Since 2009, Sichuan has ordered the construction of 1400 new communities for 100,000 households, enough to eventually resettle all of its Tibetan nomads. In Tibet, or the Tibetan Autonomous Region, 1.85 million herdsman and nomads, or 60 per cent of its total population, had been resettled as of last year.
In a recent article, a senior Tibet policymaker, Zhu Weiqun, indicated the party was now looking at the adoption of more overt assimilation policies. He identified reserving privileges for ethnic minorities as an obstacle to cohesion.
The resettlement policies stem from Beijing’s stated wish to preserve the area’s environment. Qinghai’s Sanjiangyuan is China’s largest nature reserve containing the headwaters of the country’s three main rivers, the Yellow, Yangtze and Mekong. But it is suffering under the effects of climate change and the government says overgrazing by Tibetan nomad herds is exacerbating the problem. But rights groups say mining in the area should be stopped first. They also claim that nomads are actually being moved so their land can be mined in the future.
Another underlying motive is the desire to boost the region’s socio-economic standing in much the same way as the rest of the country – through rapid urbanisation of its people.
Robert Barnett, the head of modern Tibetan studies at Columbia University in the US, lived in Tibet for six years until 2006. He says it is a blunt onesize-fits-all approach to think the only way forward is to put people in houses near roads and turn them into consumers.

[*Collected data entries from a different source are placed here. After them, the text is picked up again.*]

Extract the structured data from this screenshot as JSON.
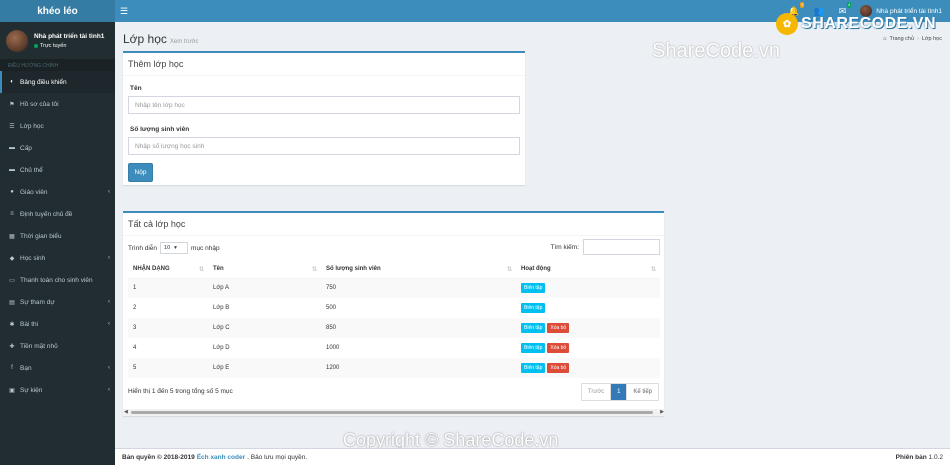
{
  "header": {
    "logo": "khéo léo",
    "toggle_icon": "bars-icon",
    "notif_badge": "9",
    "user_badge": "",
    "mail_badge": "4",
    "user_name": "Nhà phát triển tài tình1"
  },
  "sidebar": {
    "user_name": "Nhà phát triển tài tình1",
    "status": "Trực tuyến",
    "section": "ĐIỀU HƯỚNG CHÍNH",
    "items": [
      {
        "label": "Bảng điều khiển",
        "icon": "dashboard-icon",
        "chev": ""
      },
      {
        "label": "Hồ sơ của tôi",
        "icon": "flag-icon",
        "chev": ""
      },
      {
        "label": "Lớp học",
        "icon": "list-icon",
        "chev": ""
      },
      {
        "label": "Cấp",
        "icon": "folder-icon",
        "chev": ""
      },
      {
        "label": "Chủ thể",
        "icon": "folder-icon",
        "chev": ""
      },
      {
        "label": "Giáo viên",
        "icon": "user-icon",
        "chev": "‹"
      },
      {
        "label": "Định tuyến chủ đề",
        "icon": "route-icon",
        "chev": ""
      },
      {
        "label": "Thời gian biểu",
        "icon": "calendar-icon",
        "chev": ""
      },
      {
        "label": "Học sinh",
        "icon": "students-icon",
        "chev": "‹"
      },
      {
        "label": "Thanh toán cho sinh viên",
        "icon": "payment-icon",
        "chev": ""
      },
      {
        "label": "Sự tham dự",
        "icon": "attendance-icon",
        "chev": "‹"
      },
      {
        "label": "Bài thi",
        "icon": "exam-icon",
        "chev": "‹"
      },
      {
        "label": "Tiền mặt nhỏ",
        "icon": "cash-icon",
        "chev": ""
      },
      {
        "label": "Bạn",
        "icon": "facebook-icon",
        "chev": "‹"
      },
      {
        "label": "Sự kiện",
        "icon": "event-icon",
        "chev": "‹"
      }
    ]
  },
  "content": {
    "title": "Lớp học",
    "subtitle": "Xem trước",
    "breadcrumb_home": "Trang chủ",
    "breadcrumb_current": "Lớp học"
  },
  "add_form": {
    "title": "Thêm lớp học",
    "name_label": "Tên",
    "name_placeholder": "Nhập tên lớp học",
    "count_label": "Số lượng sinh viên",
    "count_placeholder": "Nhập số lượng học sinh",
    "submit": "Nộp"
  },
  "list": {
    "title": "Tất cả lớp học",
    "show_label": "Trình diễn",
    "show_value": "10",
    "entries_label": "mục nhập",
    "search_label": "Tìm kiếm:",
    "columns": [
      "NHẬN DẠNG",
      "Tên",
      "Số lượng sinh viên",
      "Hoạt động"
    ],
    "edit_label": "Biên tập",
    "delete_label": "Xóa bỏ",
    "rows": [
      {
        "id": "1",
        "name": "Lớp A",
        "count": "750"
      },
      {
        "id": "2",
        "name": "Lớp B",
        "count": "500"
      },
      {
        "id": "3",
        "name": "Lớp C",
        "count": "850"
      },
      {
        "id": "4",
        "name": "Lớp D",
        "count": "1000"
      },
      {
        "id": "5",
        "name": "Lớp E",
        "count": "1200"
      }
    ],
    "info": "Hiển thị 1 đến 5 trong tổng số 5 mục",
    "prev": "Trước",
    "page": "1",
    "next": "Kế tiếp"
  },
  "watermarks": {
    "top": "ShareCode.vn",
    "brand": "SHARECODE.VN",
    "bottom": "Copyright © ShareCode.vn"
  },
  "footer": {
    "prefix": "Bản quyền © 2018-2019",
    "link": "Ếch xanh coder",
    "suffix": ". Bảo lưu mọi quyền.",
    "version_label": "Phiên bản",
    "version": "1.0.2"
  }
}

‘‘They are very clumsy in China at recognising that you can have different kinds of development and modernisation,’’ he says.
One particularly large village, in Tongde, has row upon row of identical one-storey houses. And with space running out, Tongde is now building dozens of high-rise dwellings, similar to mediumdensity apartments in inner-city Sydney. There are also plans to provide centralised healthcare and education (in Mandarin). Tibetan nomads roam the grasslands at high altitudes in summer, usually in communities of up to two dozen, travelling wherever the grass is lush and weather fine. Their yaks are essential, used to carry tents and equipment and for their meat and milk, which is in turn used for butter and yoghurt. Even their dung is dried and burnt for fuel.
For Losang, a lifetime in the expansive grasslands of Qinghai’s mountains has ended abruptly. He knows he is never likely to earn enough to accumulate a self-sustaining herd again, having spent most of the money he got from selling his herd on the RMB6000 payment for the house. The government covered the remainder (about RMB14000).
He finds he has greatly underestimated cost of living in a world where nothing comes free. ‘‘When I was a nomad I ate meat everyday, drank yak milk tea and wore sheepskin robes, now I can’t. I have to buy everything. And I even have to eat [vegetables],’’ he says. THE colourful Tibetan New Year festival of Losar usually means two weeks of song, dance and merriment with family and loved ones. But for many ethnic Tibetans, this year’s Losar, which starts on Wednesday, will feel more like a wake.
‘‘Everything is cancelled this year,’’ Sonam, a 62-year-old nomad village elder in Zeku, tells the Herald over cups of yak butter milk tea and fried dough, both traditional staples of the Tibetan diet.
‘‘Usually we burn incense in the morning and set off firecrackers at night, but this year we feel very sad about those who lost their lives for us, so we won’t do it.’’
The cancellations come amid intensifying unrest – and increasing military presence – in the Tibetan areas in Qinghai, Gansu, and especially Sichuan.
While much of the focus has been on the dramatic and desperate acts of those driven to set themselves alight, the mass protests, including a recent one in Yushu, Qinghai, have been made up mostly by villagers – and not just purely in solidarity with their respected monks.
Emotions in the numerous government-commissioned resettlement villages visited by the Herald ranged from silent frustration to barely-contained anger over a consistent range of issues: treatment of their monks, perceived restrictions on their own freedom to travel and practice their religion, and their loss of quality of life after being moved from herding yaks in the mountains into nomad resettlement camps.
‘‘We heard what was happening [the protests on January 23] and were thinking of doing the same, but then we heard there were more than 3000 soldiers in the area, so we decided not to,’’ says Namkha , a 55-year-old villager from Tongren, Qinghai. ‘‘The temple leader told us not to for our safety, so we resisted our anger.’’ Barnett says while it is important to point out that there was no deliberate attempt to destroy Tibetan culture, China’s self-proclaimed record in preserving it has been ‘‘erratic and uneven’’.
‘‘To modernise nomad lifestyle is to bring it to an end,’’ he says. ‘‘It’s very hard to describe the nomad settlement policy, which is huge, as not an attack on a major aspect of Tibetan culture.’’
Wilful or otherwise, the net result is the spectre of an ultimate eradication, possibly within the space of a generation, of a way of life that has existed for more than 4000 years. Names have been changed to protect those interviewed for this report.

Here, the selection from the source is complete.